No watch, no problem. As long as you have a pet that is.
New research published by Northwestern University has found that animals can judge time based on what time they are regularly fed.
To determine when pets could tell the time, scientists analysed the brain’s medial entorhinal cortex – the part of the brain responsible for memory, navigation and the perception of time.
Researchers found a set of neurons that switched on in the brain when animals are waiting to be fed. These neurons act as an internal clock.
“Does your dog know that it took you twice as long to get its food as it took yesterday? There wasn’t a good answer for that before,” said Daniel Dombeck, lead author of the study.
“This is one of the most convincing experiments to show that animals really do have an explicit representation of time in their brains when they are challenged to measure a time interval.”
“Every memory is a bit different,” adds James Heys, a postdoctoral fellow in Dombeck’s laboratory.
“But there are two central features to all episodic memories: space and time. They always happen in a particular environment and are always structured in time.”
In their experiment, Dombeck and Heys recruited a mouse to run on a physical treadmill in a virtual reality environment. Halfway through the track, there is a door at the end of the hallway. The door opens up after 6 seconds allowing the mouse to continue and receive a reward.
The mouse repeated the exercise several times before researchers made the door invisible in the virtual reality scenario. Interestingly, despite removing the door, the mouse still recognised where it was located and as a result, still waited for six seconds at the very same spot before continuing on to its reward.
By using a virtual reality setup, the team of authors could control influencing factors such as sound.
“The important point here is that the mouse doesn’t know when the door is open or closed because it’s invisible,” continues Heys.
“The only way he can solve this task efficiently is by using his brain’s internal sense of time.”
“We wouldn’t be able to make the door completely invisible in a real environment,” Dombeck explains.
“The animal could touch it, hear it, smell it or sense it in some way.
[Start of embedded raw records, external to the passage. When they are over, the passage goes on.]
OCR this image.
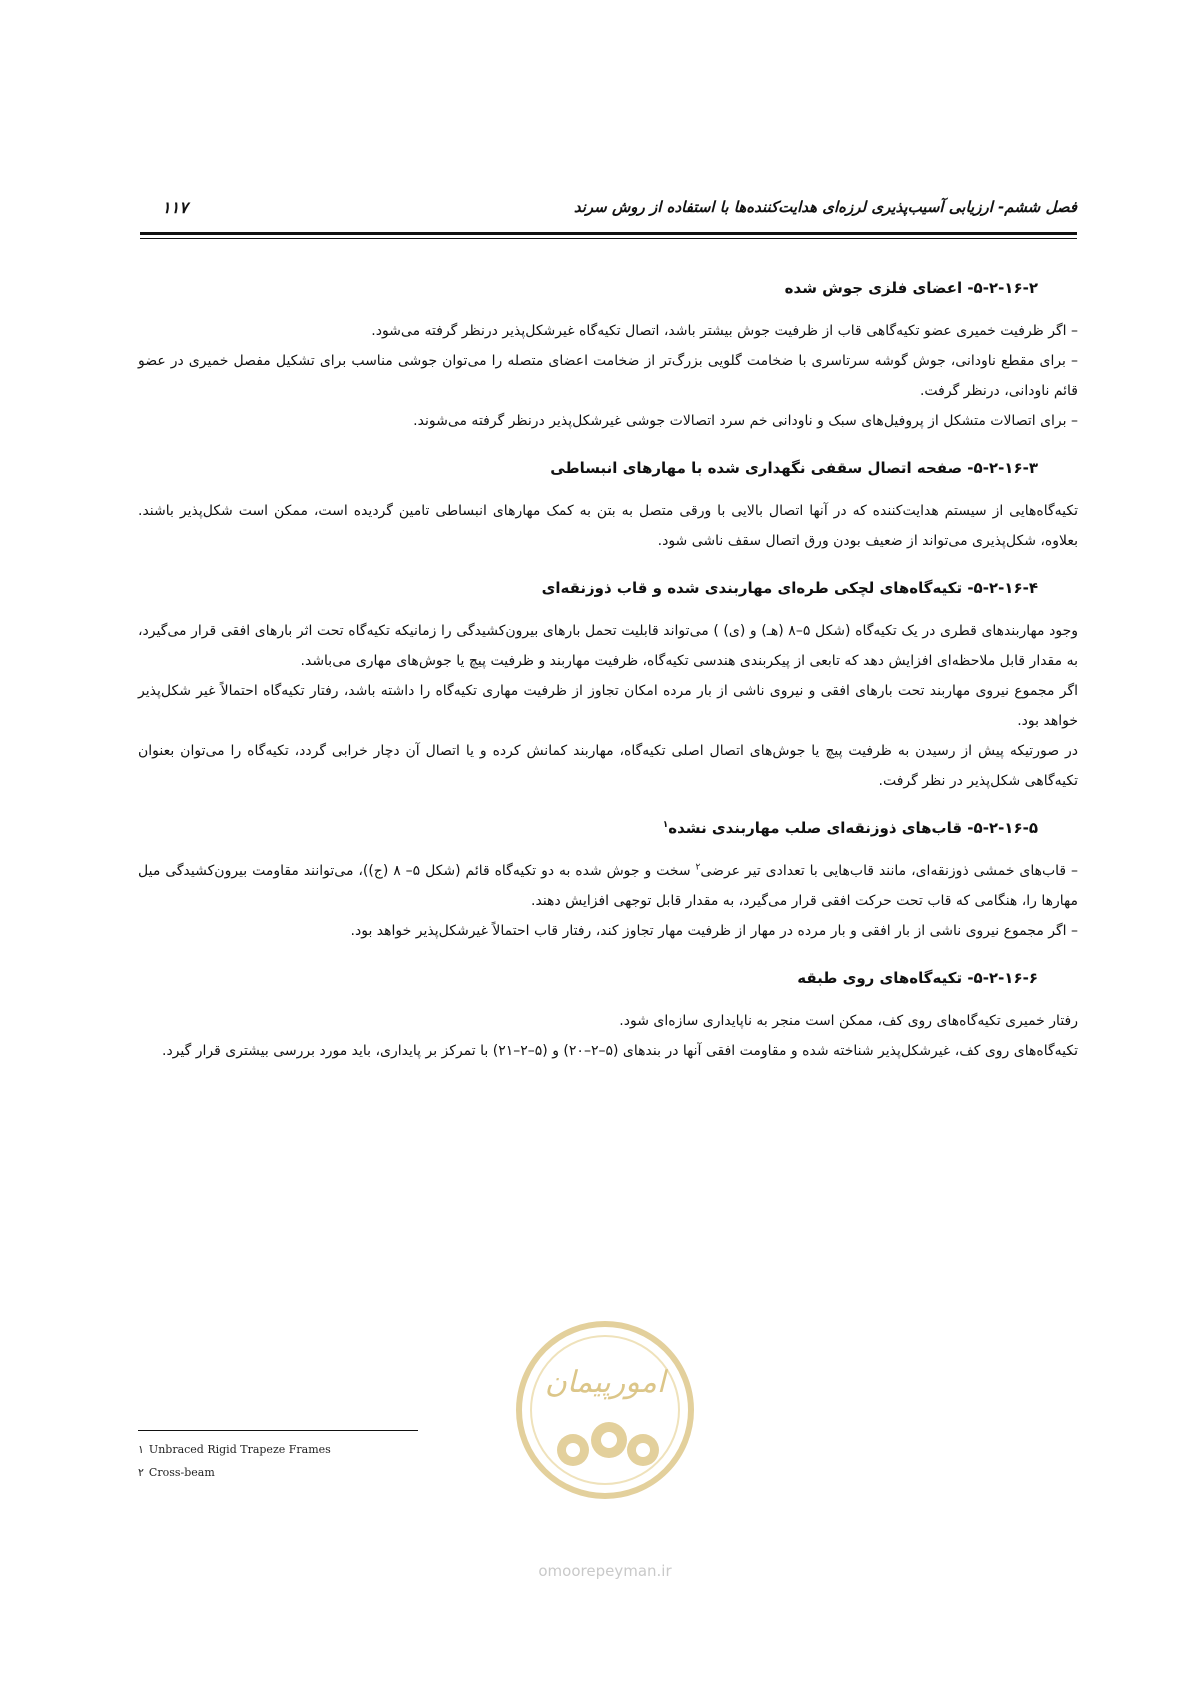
۱۱۷	فصل ششم- ارزیابی آسیب‌پذیری لرزه‌ای هدایت‌کننده‌ها با استفاده از روش سرند
۵-۲-۱۶-۲- اعضای فلزی جوش شده

– اگر ظرفیت خمیری عضو تکیه‌گاهی قاب از ظرفیت جوش بیشتر باشد، اتصال تکیه‌گاه غیرشکل‌پذیر درنظر گرفته می‌شود.

– برای مقطع ناودانی، جوش گوشه سرتاسری با ضخامت گلویی بزرگ‌تر از ضخامت اعضای متصله را می‌توان جوشی مناسب برای تشکیل مفصل خمیری در عضو قائم ناودانی، درنظر گرفت.

– برای اتصالات متشکل از پروفیل‌های سبک و ناودانی خم سرد اتصالات جوشی غیرشکل‌پذیر درنظر گرفته می‌شوند.

۵-۲-۱۶-۳- صفحه اتصال سقفی نگهداری شده با مهارهای انبساطی

تکیه‌گاه‌هایی از سیستم هدایت‌کننده که در آنها اتصال بالایی با ورقی متصل به بتن به کمک مهارهای انبساطی تامین گردیده است، ممکن است شکل‌پذیر باشند. بعلاوه، شکل‌پذیری می‌تواند از ضعیف بودن ورق اتصال سقف ناشی شود.

۵-۲-۱۶-۴- تکیه‌گاه‌های لچکی طره‌ای مهاربندی شده و قاب ذوزنقه‌ای

وجود مهاربندهای قطری در یک تکیه‌گاه (شکل ۵–۸ (هـ) و (ی) ) می‌تواند قابلیت تحمل بارهای بیرون‌کشیدگی را زمانیکه تکیه‌گاه تحت اثر بارهای افقی قرار می‌گیرد، به مقدار قابل ملاحظه‌ای افزایش دهد که تابعی از پیکربندی هندسی تکیه‌گاه، ظرفیت مهاربند و ظرفیت پیچ یا جوش‌های مهاری می‌باشد.

اگر مجموع نیروی مهاربند تحت بارهای افقی و نیروی ناشی از بار مرده امکان تجاوز از ظرفیت مهاری تکیه‌گاه را داشته باشد، رفتار تکیه‌گاه احتمالاً غیر شکل‌پذیر خواهد بود.

در صورتیکه پیش از رسیدن به ظرفیت پیچ یا جوش‌های اتصال اصلی تکیه‌گاه، مهاربند کمانش کرده و یا اتصال آن دچار خرابی گردد، تکیه‌گاه را می‌توان بعنوان تکیه‌گاهی شکل‌پذیر در نظر گرفت.

۵-۲-۱۶-۵- قاب‌های ذوزنقه‌ای صلب مهاربندی نشده$^۱$

– قاب‌های خمشی ذوزنقه‌ای، مانند قاب‌هایی با تعدادی تیر عرضی$^۲$ سخت و جوش شده به دو تکیه‌گاه قائم (شکل ۵– ۸ (ج))، می‌توانند مقاومت بیرون‌کشیدگی میل مهارها را، هنگامی که قاب تحت حرکت افقی قرار می‌گیرد، به مقدار قابل توجهی افزایش دهند.

– اگر مجموع نیروی ناشی از بار افقی و بار مرده در مهار از ظرفیت مهار تجاوز کند، رفتار قاب احتمالاً غیرشکل‌پذیر خواهد بود.

۵-۲-۱۶-۶- تکیه‌گاه‌های روی طبقه

رفتار خمیری تکیه‌گاه‌های روی کف، ممکن است منجر به ناپایداری سازه‌ای شود.

تکیه‌گاه‌های روی کف، غیرشکل‌پذیر شناخته شده و مقاومت افقی آنها در بندهای (۵–۲–۲۰) و (۵–۲–۲۱) با تمرکز بر پایداری، باید مورد بررسی بیشتری قرار گیرد.

امورپیمان
omoorepeyman.ir
۱ Unbraced Rigid Trapeze Frames
۲ Cross-beam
They wouldn’t have to judge time; they would just sense when the door opened. In virtual reality, we can take away all sensory cues.”
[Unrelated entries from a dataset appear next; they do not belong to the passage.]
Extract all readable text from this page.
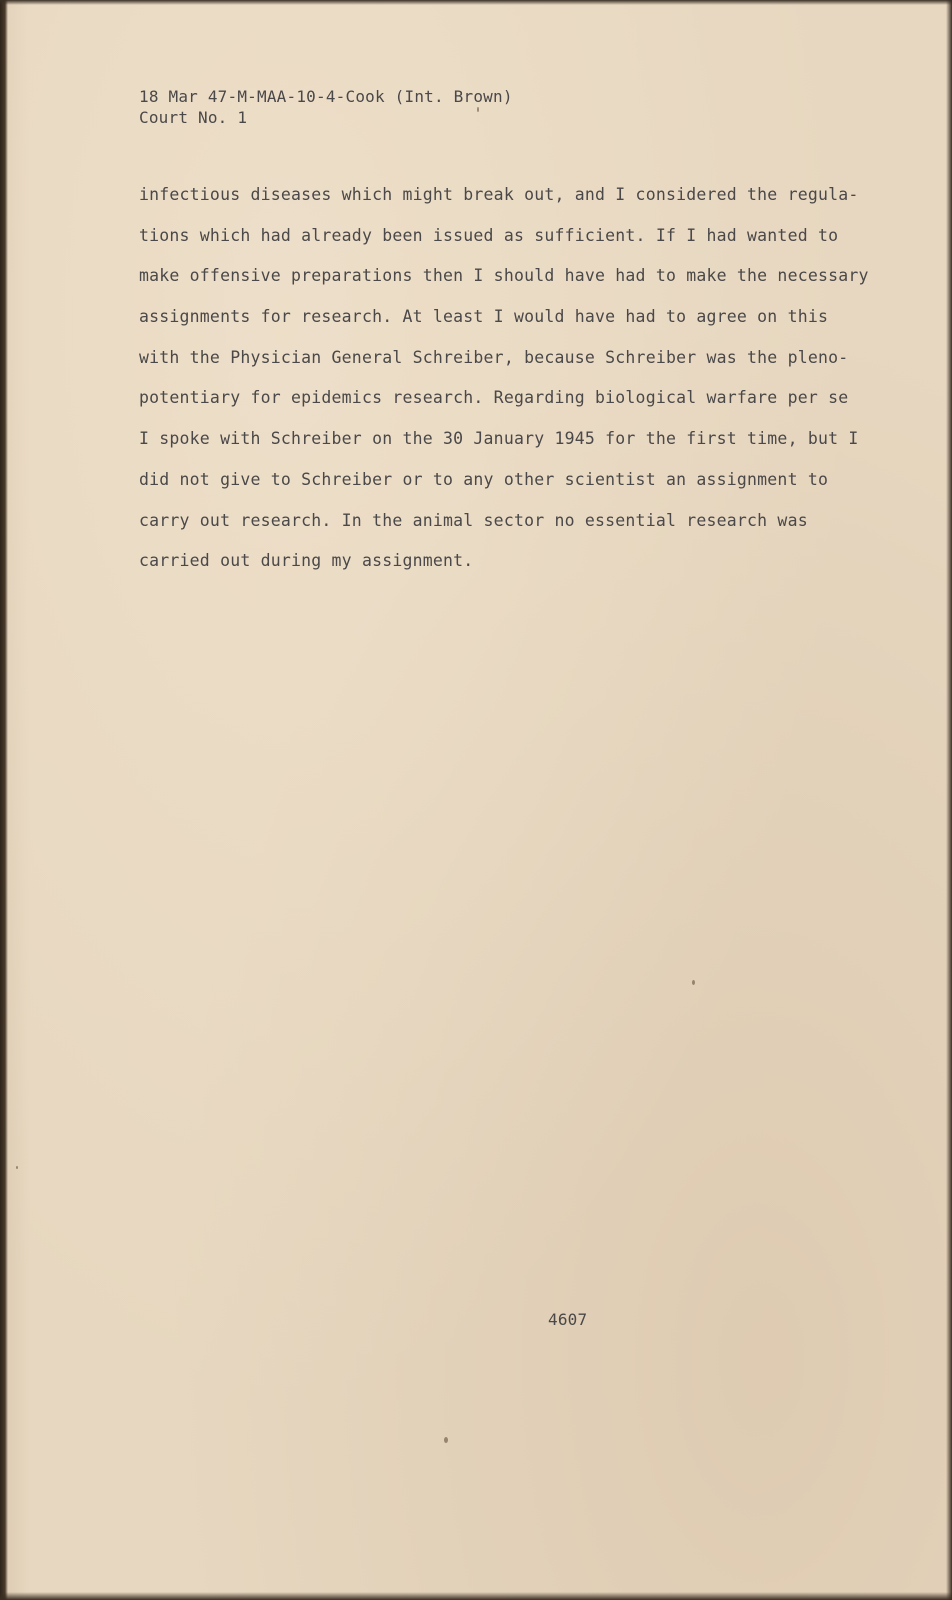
18 Mar 47-M-MAA-10-4-Cook (Int. Brown)
Court No. 1
infectious diseases which might break out, and I considered the regula-
tions which had already been issued as sufficient. If I had wanted to
make offensive preparations then I should have had to make the necessary
assignments for research. At least I would have had to agree on this
with the Physician General Schreiber, because Schreiber was the pleno-
potentiary for epidemics research. Regarding biological warfare per se
I spoke with Schreiber on the 30 January 1945 for the first time, but I
did not give to Schreiber or to any other scientist an assignment to
carry out research. In the animal sector no essential research was
carried out during my assignment.
4607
While conducting the experiment, researchers also ran imaging of the mice’s brain activity. Dombeck and Heys noticed the mice’s neurons activate after the exercise through high-resolution imaging.
“As the animals run along the track and get to the invisible door, we see the cells firing that control spatial encoding,” says Dombeck.
“Then, when the animal stops at the door, we see those cells turned off and a new set of cells turn on. This was a big surprise and a new discovery.
“Not only are the cells active during rest, but they actually encode how much time the animal has been resting.”
While the findings are interesting, the two suggest this could aid research on neurodegenerative diseases.
“Patients with Alzheimer’s disease notably forget when things happened in time. Perhaps this is because they are losing some of the basic functions of the entorhinal cortex, which is one of the first brain regions affected by the disease,” explains Heys.
“So this could lead to new early-detection tests for Alzheimer’s. We could start asking people to judge how much time has elapsed or ask them to navigate a virtual reality environment — essentially having a human do a ‘door stop’ task,” comments Dombeck.